梁二妮寫的這本日記並不是從認識大師的第一天就開始的,而是在顛沛流離後,以回憶的口吻寫下的悔恨與痛苦。
總得來說,從頭到尾看了一遍,虞幸發現裡面乾貨還挺多,對他度過第三階段任務後期的結親場面應該很有幫助。

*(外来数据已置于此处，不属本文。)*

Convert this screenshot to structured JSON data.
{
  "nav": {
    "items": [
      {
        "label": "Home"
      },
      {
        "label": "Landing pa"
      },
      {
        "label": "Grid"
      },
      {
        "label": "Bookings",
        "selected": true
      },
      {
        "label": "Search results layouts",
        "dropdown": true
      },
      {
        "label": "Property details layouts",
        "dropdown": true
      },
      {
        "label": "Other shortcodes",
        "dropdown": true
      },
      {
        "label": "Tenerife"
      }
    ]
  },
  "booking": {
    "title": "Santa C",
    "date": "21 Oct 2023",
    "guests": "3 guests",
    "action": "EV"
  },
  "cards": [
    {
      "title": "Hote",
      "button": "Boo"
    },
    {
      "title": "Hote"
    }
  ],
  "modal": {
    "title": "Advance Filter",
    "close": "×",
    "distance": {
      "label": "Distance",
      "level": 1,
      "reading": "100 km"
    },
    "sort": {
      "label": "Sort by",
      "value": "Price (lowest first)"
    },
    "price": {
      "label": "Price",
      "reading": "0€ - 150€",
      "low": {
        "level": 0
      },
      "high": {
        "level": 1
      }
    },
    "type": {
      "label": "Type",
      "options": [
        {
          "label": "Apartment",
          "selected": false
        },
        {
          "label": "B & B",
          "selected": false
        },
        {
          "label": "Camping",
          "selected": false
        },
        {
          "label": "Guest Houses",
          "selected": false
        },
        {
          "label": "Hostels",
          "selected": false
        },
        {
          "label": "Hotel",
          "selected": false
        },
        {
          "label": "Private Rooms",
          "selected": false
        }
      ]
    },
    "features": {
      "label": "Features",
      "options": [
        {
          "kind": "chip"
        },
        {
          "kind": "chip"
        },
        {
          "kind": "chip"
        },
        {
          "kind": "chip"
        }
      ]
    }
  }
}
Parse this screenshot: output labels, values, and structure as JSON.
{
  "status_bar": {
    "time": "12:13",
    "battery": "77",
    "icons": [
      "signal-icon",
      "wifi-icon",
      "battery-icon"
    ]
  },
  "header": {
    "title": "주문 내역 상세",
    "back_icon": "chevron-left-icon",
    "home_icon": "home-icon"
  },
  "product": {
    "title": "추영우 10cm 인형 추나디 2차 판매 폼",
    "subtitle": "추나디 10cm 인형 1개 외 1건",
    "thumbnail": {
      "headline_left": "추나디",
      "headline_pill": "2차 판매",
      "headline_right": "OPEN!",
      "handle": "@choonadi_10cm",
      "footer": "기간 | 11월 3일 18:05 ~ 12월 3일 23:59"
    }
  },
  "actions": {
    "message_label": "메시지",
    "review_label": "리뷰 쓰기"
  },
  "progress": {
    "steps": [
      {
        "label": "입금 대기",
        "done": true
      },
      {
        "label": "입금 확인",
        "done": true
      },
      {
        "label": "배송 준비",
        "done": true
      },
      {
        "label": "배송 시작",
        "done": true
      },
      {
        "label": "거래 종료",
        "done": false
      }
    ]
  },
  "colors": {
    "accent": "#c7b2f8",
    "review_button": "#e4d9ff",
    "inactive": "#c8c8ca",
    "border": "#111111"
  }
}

等到全部看完並且記住有用的資訊,其他三人已經徹底熟睡,發出輕微的鼾聲。
他想了想,摁滅煤油燈,整個房間陷入了伸手不見五指的黑暗。
把日記本放回鬼袋子裡,虞幸躺了下去,睜眼望著天花板,等待著事件的降臨。
一直沒有異動,到底在醞釀些什麼?
有誰,會在今晚……
“咚咚咚。”
正想著,耳邊突然出現敲門聲,虞幸瞳孔一縮,悄悄坐了起來,凝視房門。
“咚咚咚。”
敲門聲不負期望地再次響了起來,力度很小,只有沒有睡著的人才能聽到。
虞幸餘光瞥了一眼剛剛熄滅的燈,確定門外的人或者別的什麼東西,就是來找他的。
他靜悄悄下床,赤著腳走到門邊,手按上房門。
在開門之前,他腦海裡突然升起一個念頭。
“一直沒出事,不會是因為最先出事的是小靳吧?”
嘶……難搞哦。
但是這次的主線任務杜絕了推演者縮起來當鴕鳥的可能性,不主動出擊就會因為消極挖掘而被抹殺,那可是比遇到鬼還無法挽回的局面。
虞幸還是開了門,他雙腿的肌肉繃緊著,以便遇到開門殺可以迅速躲過去。
小腿傳來酸澀的觸感,虞幸推開一條縫,冷風頓時擠了進來,凍得他一哆嗦。
外面什麼人也沒有。
只有一張不顯眼的紙條夾在低低的門檻和門扉的夾縫中,隨著風發出嘩嘩的聲音。
虞幸撿起紙條。接著月光眯眼看去。
紙條上寫著……
“大師要你現在去他的臥室,別被任何人看見。”
現在?
虞幸眉頭一挑,白天大師確實有要他報告,可是那個長得挺漂亮的小姑娘不是說這一次可以不報告了嗎?怎麼現在又來?
不去是不可能不去的,虞幸回身穿上鞋,確定屋內沒人醒著後,在夜深人靜中出了門。
有幾個房間燈還沒滅,裡面隱隱能聽到有人談話的聲音,其中就包括第二階段玩骰子被趙一酒扮演的鬼新郎嚇出去的那一間。
虞幸小心地隱藏著身形,穿過院門,來到了第五進院子。
第五進院子嚴格來說就住著兩個人,大師和崔醫生。
不同的是崔醫生佔了三個房間,卻沒有服侍的下人,而大師佔了兩個房間,有一個耳房是專門供他的傭人住的,中午那小女孩就是其中之一。
虞幸到的時候,所有房間都漆黑一片了,他一瘸一拐走到大師房門前,輕輕敲了敲門。
沒人應。
他又敲了敲,然後站在門外等待。
還是沒人,別說開門了,就連一點動靜都沒有,彷彿裡面的人已經熟睡。
等了好幾分鐘,虞幸目光逐漸危險起來,因為他集中注意力,呼叫了最靈敏的聽力,聽到了大師平穩的呼吸聲。
大師真的在睡覺……
那是誰給他遞得紙條?為什麼要選中他,有什麼目的?
突然,隔壁的燈亮了起來,一下子吸引了虞幸的注意力。